The metabolic phenotype of post-pubertal TS girls is very similar to that of GH-deficient patients, i.e., excessive abdominal adiposity associated with insulin resistance that is reversed with GH treatment (28
). Girls with TS are treated with pharmacologic GH to increase final height, but are not usually thought to be GH deficient as part of the syndrome. Evaluation of the GH-IGF system is complicated, however, by differences in body composition and estrogen status of girls and women with TS compared to conventional controls (29
). GH treatment may be helpful in non-GHD individuals with visceral obesity by reducing abdominal fat and improving insulin sensitivity (28
). As noted above, the accumulation of visceral fat around the time of puberty in girls with TS is more typical of males than females (25
). This trait may be related to the fact that the majority of girls with TS– similar to males - carry a single normal maternal X-chromosome, which is associated with excessive visceral adiposity, independent of sex steroid effects (30
The persistence of the beneficial effects on body composition among girls with TS in the years after cessation of GH therapy was unexpected. In older adults GH’s anabolic effects are generally transient and recede within months after discontinuation of GH. It is possible, as a matter of speculation, that GH may have more persistent effects on body composition in children than in older adults. For instance, GH may reduce adipocyte cell number or volume, and/or increase myocyte mass. Alternatively, or in addition, it is likely that improved physical fitness and self esteem associated with GH treatment may lead to adoption of healthy active lifestyle with ongoing salutary effects. In addition, GH treated girls were probably under closer medical surveillance than untreated girls, and may have benefited from medical advice on nutrition and weight control. Clearly further study with long-term follow-up of treated vs. untreated girls is essential to clarify our observations.

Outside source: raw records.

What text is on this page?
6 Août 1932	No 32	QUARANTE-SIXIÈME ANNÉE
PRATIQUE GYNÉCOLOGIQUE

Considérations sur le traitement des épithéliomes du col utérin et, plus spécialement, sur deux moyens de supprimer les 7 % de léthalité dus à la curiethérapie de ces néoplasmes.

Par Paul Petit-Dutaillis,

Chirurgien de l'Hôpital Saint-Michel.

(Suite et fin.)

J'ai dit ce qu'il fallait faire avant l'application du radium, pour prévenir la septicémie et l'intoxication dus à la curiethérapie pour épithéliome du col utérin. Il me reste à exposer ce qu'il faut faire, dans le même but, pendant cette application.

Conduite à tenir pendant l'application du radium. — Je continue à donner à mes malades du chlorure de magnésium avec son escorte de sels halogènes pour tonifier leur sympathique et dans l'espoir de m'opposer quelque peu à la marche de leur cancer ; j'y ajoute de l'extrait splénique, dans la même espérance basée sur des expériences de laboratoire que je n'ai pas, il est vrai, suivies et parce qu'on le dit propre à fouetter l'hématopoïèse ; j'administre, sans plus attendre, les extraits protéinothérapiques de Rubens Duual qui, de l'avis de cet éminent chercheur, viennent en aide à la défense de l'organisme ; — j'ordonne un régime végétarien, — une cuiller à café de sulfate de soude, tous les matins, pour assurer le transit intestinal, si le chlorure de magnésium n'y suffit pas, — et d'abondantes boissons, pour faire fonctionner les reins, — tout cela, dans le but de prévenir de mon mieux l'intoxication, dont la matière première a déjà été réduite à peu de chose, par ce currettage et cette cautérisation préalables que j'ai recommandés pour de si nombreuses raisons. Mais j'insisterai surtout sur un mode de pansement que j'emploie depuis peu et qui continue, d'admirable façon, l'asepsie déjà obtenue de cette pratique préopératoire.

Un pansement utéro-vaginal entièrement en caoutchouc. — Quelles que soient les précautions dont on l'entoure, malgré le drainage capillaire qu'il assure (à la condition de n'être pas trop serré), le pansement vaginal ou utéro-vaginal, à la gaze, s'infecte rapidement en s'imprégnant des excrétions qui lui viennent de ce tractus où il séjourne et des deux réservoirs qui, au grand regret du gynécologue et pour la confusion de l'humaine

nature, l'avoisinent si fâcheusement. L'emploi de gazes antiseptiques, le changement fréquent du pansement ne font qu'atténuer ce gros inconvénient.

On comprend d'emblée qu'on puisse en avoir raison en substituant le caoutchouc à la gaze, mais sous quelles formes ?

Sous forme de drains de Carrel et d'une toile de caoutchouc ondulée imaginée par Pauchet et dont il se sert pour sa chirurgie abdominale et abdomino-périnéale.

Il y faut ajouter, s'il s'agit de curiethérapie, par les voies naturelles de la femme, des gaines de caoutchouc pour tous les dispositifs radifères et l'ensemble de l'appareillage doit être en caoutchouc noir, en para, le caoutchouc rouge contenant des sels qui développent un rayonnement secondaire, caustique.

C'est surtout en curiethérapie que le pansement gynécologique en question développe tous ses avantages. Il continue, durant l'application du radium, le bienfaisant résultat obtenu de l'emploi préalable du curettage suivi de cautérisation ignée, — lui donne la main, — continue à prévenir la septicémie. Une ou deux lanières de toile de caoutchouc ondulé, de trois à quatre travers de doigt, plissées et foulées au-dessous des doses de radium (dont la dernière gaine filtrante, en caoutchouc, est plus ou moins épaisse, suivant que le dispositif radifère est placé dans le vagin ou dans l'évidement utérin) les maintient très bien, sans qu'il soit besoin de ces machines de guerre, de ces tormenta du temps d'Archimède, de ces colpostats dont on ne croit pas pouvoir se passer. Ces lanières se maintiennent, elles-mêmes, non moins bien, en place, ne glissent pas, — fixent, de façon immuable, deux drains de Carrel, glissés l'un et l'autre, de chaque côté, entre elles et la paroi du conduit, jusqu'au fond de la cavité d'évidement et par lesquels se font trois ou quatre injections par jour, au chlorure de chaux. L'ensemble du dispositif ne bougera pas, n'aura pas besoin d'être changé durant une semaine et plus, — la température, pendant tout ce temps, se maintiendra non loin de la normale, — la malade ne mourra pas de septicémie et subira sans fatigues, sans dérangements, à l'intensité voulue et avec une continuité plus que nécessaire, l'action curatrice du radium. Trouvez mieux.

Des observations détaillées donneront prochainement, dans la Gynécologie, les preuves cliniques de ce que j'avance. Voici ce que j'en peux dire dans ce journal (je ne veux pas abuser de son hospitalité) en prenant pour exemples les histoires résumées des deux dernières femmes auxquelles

Potential selection bias is an important concern in any non-randomized study. In this case, one might consider that obese girls are less likely to be diagnosed early or less likely to be offered GH treatment. However, no study subject reported not being offered or advised against the use of GH because of obesity or any other medical concern. Moreover, obesity should attract more rather than less medical attention. However, overweight is associated with taller height is many children, so they might have been less likely to be identified because of short stature. The fact that a high prevalence of obesity(22
) and impaired glucose tolerance (3
) was found among (non GH-treated) girls with TS years ago suggests that our observations in untreated girls reflect the typical metabolic phenotype in TS, and that the healthy body composition and glucose tolerance in the GH treated groups is due to GH treatment rather than selection bias. Since GH treatment is known to reduce adiposity and improve body composition in other disorders - the improved body composition in our GH-Rx groups is biologically plausible.
Clearly these interesting and novel findings need further investigation, with ongoing longitudinal study to determine the longevity of the relative protection from abdominal adiposity in GH-treated girls.